2) Referring to fig. 1, low-frequency electromagnetic radiation measuring instruments represented by EHP-50 are produced by some domestic and foreign enterprises represented by the german NARDA company, some products are also hand-held, and can be used for testing in small spaces in vehicles mainly aiming at places such as high-voltage transmission lines, transformer substations and the like, but if detection result data and waveform data of the products are uploaded to an upper computer or a supervision platform of a relevant department in real time, wired connection such as optical fibers or USB cables is required. This can bring the potential safety hazard when car annual inspection station in actual use. Because the tested vehicle can run on the chassis dynamometer which is not loaded during actual test, and the driving wheel runs on the roller at the speed of 25-40 kilometers, at this time, if the driving wheel is connected with the low-frequency electromagnetic radiation measuring instrument and external equipment in the carriage through wires, even if only slight force exists on the wires, the dynamic balance during the running of the vehicle can be broken, and further, the vehicle swings left and right to cause safety accidents.

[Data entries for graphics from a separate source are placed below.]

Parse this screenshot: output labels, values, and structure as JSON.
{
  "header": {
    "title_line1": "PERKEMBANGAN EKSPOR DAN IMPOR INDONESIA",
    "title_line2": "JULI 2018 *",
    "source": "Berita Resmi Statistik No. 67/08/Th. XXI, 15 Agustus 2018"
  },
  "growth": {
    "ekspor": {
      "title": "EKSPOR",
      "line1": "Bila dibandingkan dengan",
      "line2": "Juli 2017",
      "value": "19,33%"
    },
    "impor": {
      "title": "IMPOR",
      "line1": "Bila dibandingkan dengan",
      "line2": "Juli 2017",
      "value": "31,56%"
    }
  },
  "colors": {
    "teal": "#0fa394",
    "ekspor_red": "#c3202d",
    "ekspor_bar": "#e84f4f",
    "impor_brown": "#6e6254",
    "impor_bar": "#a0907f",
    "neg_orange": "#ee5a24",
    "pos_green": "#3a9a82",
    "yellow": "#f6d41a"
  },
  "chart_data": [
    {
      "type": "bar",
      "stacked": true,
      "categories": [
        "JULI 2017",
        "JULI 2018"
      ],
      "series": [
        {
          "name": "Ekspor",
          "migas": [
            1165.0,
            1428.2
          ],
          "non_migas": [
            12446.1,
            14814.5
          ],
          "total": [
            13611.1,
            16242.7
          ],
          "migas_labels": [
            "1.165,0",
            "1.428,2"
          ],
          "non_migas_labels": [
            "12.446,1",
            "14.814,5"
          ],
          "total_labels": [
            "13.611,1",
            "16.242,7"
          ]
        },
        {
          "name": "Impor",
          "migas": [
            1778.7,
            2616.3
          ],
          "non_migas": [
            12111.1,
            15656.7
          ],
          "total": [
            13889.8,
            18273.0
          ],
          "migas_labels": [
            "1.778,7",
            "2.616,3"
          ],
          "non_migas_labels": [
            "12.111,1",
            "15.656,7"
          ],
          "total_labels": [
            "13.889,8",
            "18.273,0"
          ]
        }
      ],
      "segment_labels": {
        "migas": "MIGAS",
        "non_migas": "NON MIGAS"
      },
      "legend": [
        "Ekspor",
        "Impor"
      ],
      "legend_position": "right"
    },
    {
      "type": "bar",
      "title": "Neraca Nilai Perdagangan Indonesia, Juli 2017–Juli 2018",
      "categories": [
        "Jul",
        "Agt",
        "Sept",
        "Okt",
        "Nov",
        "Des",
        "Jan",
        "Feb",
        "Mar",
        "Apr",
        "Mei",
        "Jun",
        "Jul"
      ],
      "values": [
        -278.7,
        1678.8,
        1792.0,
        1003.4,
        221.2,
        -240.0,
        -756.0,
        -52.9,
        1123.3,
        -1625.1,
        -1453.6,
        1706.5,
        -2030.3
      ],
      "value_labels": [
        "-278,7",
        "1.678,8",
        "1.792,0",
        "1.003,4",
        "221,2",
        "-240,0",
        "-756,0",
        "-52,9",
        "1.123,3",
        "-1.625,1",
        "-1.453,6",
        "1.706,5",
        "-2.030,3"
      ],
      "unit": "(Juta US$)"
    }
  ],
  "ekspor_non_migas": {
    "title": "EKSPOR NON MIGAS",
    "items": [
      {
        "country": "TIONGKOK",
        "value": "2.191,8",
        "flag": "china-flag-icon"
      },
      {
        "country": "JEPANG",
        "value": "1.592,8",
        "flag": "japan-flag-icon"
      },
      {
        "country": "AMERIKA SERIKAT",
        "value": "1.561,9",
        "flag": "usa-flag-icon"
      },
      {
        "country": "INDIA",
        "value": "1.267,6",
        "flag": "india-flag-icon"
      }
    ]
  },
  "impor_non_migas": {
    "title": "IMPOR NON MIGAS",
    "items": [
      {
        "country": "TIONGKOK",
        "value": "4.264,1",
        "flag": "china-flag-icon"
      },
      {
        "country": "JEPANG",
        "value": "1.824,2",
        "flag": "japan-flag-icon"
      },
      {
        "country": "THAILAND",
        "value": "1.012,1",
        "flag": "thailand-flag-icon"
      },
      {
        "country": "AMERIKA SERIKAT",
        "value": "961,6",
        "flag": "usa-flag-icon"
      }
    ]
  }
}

SUMMERY OF THE UTILITY MODEL

The to-be-solved technical problem of the utility model lies in, to the above-mentioned unable defect that is used for the detection with electronic passenger car of prior art, provide one kind and can be used to carry out the electromagnetic radiation detection device that electromagnetic radiation detected to using electric automobile.

The utility model provides a technical scheme that its technical problem adopted is: an electromagnetic radiation detection apparatus usable for electromagnetic radiation detection of an electric vehicle in use is constructed, comprising:

the magnetic field sensor is used for measuring the magnetic field intensity of the space and outputting a magnetic field measurement signal;

the electric field sensor is used for measuring the electric field intensity of a space and outputting an electric field measurement signal;

the detection circuit is respectively connected with the magnetic field sensor and the electric field sensor and is used for obtaining an electromagnetic radiation detection result of the space according to the magnetic field measurement signal and the electric field measurement signal;

and the wireless transmitting circuit is connected with the detection circuit and used for transmitting the electromagnetic radiation detection result in a wireless mode.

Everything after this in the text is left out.